A hundred years is a long time. As an experiment, the next time you find yourself talking with a young Washington journalist, ask if the name Joseph Kraft rings any bells. It’s pretty unlikely that he or she will have ever heard of Joseph Kraft. But he was one of the best-known newspaper journalists of his era, which was the 1970s and 1980s. When I went to Washington in the late 1970s, the names to reckon with were people such as Kraft, Scotty Reston, David Broder, R. W. Apple, and Meg Greenfield. I’m probably forgetting some equal big shots, but that just proves my point. Kraft died in 1986 and was almost immediately forgotten by all except his close friends and family, the same small group that will remember each of us (we hope).

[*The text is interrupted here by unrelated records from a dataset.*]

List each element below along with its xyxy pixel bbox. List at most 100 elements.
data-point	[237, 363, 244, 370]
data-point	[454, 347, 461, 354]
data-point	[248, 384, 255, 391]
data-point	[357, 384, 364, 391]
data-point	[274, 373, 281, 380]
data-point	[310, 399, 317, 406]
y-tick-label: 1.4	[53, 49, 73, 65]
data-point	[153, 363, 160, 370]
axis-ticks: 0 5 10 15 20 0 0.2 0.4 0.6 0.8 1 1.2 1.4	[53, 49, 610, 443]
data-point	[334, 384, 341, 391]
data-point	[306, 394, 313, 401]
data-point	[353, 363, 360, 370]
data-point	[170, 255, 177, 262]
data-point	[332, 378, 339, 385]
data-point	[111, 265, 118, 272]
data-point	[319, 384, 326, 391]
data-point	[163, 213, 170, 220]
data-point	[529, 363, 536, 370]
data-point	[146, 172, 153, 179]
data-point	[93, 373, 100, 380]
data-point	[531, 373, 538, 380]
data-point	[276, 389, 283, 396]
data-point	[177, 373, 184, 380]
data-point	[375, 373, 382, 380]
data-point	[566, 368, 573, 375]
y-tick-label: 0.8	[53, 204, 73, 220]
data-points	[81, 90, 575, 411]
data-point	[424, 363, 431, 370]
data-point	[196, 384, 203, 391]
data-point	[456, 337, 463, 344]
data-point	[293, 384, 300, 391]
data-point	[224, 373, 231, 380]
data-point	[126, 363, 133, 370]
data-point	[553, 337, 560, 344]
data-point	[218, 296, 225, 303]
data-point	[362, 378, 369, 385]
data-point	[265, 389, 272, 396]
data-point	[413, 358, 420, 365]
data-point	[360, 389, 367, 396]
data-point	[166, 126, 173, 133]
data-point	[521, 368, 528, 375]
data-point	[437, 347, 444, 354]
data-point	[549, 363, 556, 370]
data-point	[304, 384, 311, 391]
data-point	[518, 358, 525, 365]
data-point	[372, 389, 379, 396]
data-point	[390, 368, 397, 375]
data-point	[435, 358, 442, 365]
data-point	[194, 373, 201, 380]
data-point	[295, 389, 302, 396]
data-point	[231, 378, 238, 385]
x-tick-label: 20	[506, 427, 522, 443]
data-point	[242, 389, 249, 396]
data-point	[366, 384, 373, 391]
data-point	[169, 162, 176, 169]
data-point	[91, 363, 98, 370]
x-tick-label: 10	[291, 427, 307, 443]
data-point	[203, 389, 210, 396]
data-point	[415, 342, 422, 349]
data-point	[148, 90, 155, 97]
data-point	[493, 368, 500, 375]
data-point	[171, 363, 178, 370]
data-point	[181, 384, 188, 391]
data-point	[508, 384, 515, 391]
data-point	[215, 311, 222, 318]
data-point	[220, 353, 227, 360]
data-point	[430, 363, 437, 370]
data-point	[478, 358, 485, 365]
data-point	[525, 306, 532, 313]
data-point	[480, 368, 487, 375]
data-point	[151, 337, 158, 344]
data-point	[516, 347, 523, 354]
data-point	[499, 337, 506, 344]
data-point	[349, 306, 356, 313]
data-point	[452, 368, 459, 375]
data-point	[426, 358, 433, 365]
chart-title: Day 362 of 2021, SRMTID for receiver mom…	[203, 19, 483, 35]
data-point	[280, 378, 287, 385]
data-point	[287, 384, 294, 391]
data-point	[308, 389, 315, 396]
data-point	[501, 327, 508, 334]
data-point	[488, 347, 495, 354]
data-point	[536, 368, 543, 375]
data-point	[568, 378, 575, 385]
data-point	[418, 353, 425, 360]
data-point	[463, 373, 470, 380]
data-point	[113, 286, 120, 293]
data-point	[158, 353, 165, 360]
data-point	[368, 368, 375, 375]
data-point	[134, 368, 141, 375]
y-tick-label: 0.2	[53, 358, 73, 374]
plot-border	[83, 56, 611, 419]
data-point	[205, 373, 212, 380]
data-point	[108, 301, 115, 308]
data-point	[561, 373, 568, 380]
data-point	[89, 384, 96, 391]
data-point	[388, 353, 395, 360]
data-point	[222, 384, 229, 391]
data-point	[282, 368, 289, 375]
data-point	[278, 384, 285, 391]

So, anyway, now you’re dead. This narrows your options considerably. There is little—or, to be perfectly accurate, nothing—you can do now to affect your final score in the Boomer Olympics. This is what makes reputation different from longevity and cognition. Jackson hauls out various writers to take slight issue with the statement that there is nothing you can do about your reputation after you’re dead. She notes that, for your friends, this can be a test of their friendship. Are they doing what they can to keep your name and your works in circulation—or even to get them published in the first place? (Emily Dickinson would be unknown had it not been for the efforts of family and friends.) And since literary deeds (that is, writing) can be re-experienced more or less exactly and more or less indefinitely, there is always the chance of a revival.

Then, too, Professor Jackson writes, there is the question of merit. Maybe Jane Austen lasts, while others of her era and genre fade, because she really is better than literary also-rans such as Mary Brunton, whoever she was. (All right, I looked her up: Brunton’s hugely popular novels Self-Control and Discipline “rose very fast into celebrity,” as her widowed husband would write, “and their popularity seems to have as quickly sunk away.”) Jackson is skeptical that quality alone does the trick, providing hope for us all. “The test of time was and is still supposed to be the guarantor of merit,” she writes. “I maintain, to the contrary, that many factors play a part and that no more than threshold competence—a relatively low standard of merit—has ever been necessary to keep a writer’s works in favor.”

“Threshold competence.” Well, that sounds doable.